Activist won’t let constitution get in her way

MYANMAR’S opposition leader Aung San Suu Kyi declared yesterday she would be “above the president” if her party wins Sunday’s election.

Ms Suu Kyi said that a constitutional rule barring her from the presidency would not stop her from ruling the country.

The National League for Democracy (NLD) leader made her comments to hundreds of reporters gathered for a press conference outside her lakeside villa in Yangon.

When pressed for an explanation, she said: “It’s a very simple message” — another party member would hold office but “I’ll make all the proper and important decisions.

“I’ll be above the president,” she insisted, appearing bemused. “I’ll run the government.”

The daughter of late Communist Party of Burma founder and independence leader Aung San is banned from serving as president by the 2008 constitution, which disqualifies those with foreign spouses or children.
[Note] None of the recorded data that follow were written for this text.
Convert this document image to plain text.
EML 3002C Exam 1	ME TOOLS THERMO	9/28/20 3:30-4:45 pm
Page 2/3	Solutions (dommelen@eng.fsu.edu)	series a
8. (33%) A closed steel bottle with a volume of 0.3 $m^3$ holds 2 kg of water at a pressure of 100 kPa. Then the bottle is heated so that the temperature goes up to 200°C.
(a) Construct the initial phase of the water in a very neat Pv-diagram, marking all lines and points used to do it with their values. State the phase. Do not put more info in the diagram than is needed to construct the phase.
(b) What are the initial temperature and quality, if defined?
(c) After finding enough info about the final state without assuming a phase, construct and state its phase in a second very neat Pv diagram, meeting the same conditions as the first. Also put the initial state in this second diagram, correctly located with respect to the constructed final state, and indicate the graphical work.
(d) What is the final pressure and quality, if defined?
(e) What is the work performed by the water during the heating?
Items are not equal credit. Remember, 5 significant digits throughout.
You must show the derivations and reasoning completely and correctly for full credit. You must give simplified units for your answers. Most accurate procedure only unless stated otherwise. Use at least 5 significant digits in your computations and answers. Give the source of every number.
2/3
Ms Suu Kyi is the widow of British historian Michael Aris.

But she claimed: “The constitution says nothing about being ‘above the president’.”

The NLD is the main rival to President Thein Sein’s Union Solidarity and Development Party (USDP), which represents the military junta that has ruled Myanmar since 1962.
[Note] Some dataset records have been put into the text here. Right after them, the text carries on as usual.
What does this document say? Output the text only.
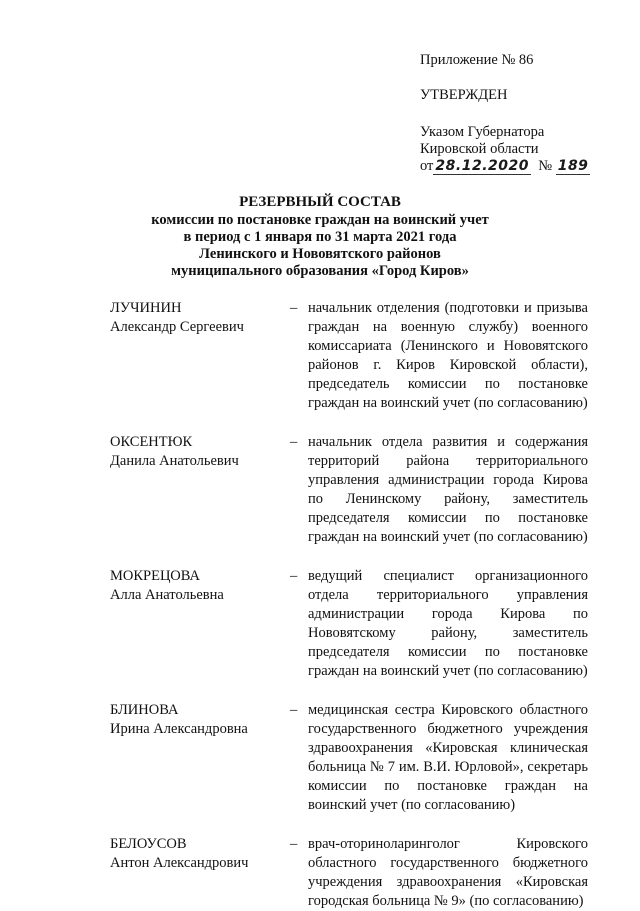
Приложение № 86
УТВЕРЖДЕН
Указом Губернатора
Кировской области
от 28.12.2020 № 189
РЕЗЕРВНЫЙ СОСТАВ
комиссии по постановке граждан на воинский учет
в период с 1 января по 31 марта 2021 года
Ленинского и Нововятского районов
муниципального образования «Город Киров»
ЛУЧИНИН
Александр Сергеевич
– начальник отделения (подготовки и призыва граждан на военную службу) военного комиссариата (Ленинского и Нововятского районов г. Киров Кировской области), председатель комиссии по постановке граждан на воинский учет (по согласованию)
ОКСЕНТЮК
Данила Анатольевич
– начальник отдела развития и содержания территорий района территориального управления администрации города Кирова по Ленинскому району, заместитель председателя комиссии по постановке граждан на воинский учет (по согласованию)
МОКРЕЦОВА
Алла Анатольевна
– ведущий специалист организационного отдела территориального управления администрации города Кирова по Нововятскому району, заместитель председателя комиссии по постановке граждан на воинский учет (по согласованию)
БЛИНОВА
Ирина Александровна
– медицинская сестра Кировского областного государственного бюджетного учреждения здравоохранения «Кировская клиническая больница № 7 им. В.И. Юрловой», секретарь комиссии по постановке граждан на воинский учет (по согласованию)
БЕЛОУСОВ
Антон Александрович
– врач-оториноларинголог Кировского областного государственного бюджетного учреждения здравоохранения «Кировская городская больница № 9» (по согласованию)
The constitution also automatically grants the armed forces 25 per cent of seats in parliament and the key security portfolios.

While predicting victory and personal power for herself, Ms Suu Kyi attempted to discredit the electoral process before polling stations had even opened.

She claimed that the election campaign had been seriously flawed and said she hoped the international community would not be hasty to declare it free and fair.

Ms Suu Kyi said the Union Election Commission had ignored repeated complaints about irregularities in advance voting, the illegal use of religion by her political opponents and the disenfranchisement of migrant workers.

But she said nothing about the country’s population of up to 1.3 million Rohingya Muslims who are classed as illegal Bangladeshi immigrants, denied citizenship and suffer persecution by Buddhist chauvinists.

When one reporter repeated claims that the Rohingya are facing genocide, Ms Suu Kyi said: “I think it’s very important that we should not exaggerate problems in the country.

“We have to make big problems small and small problems disappear.”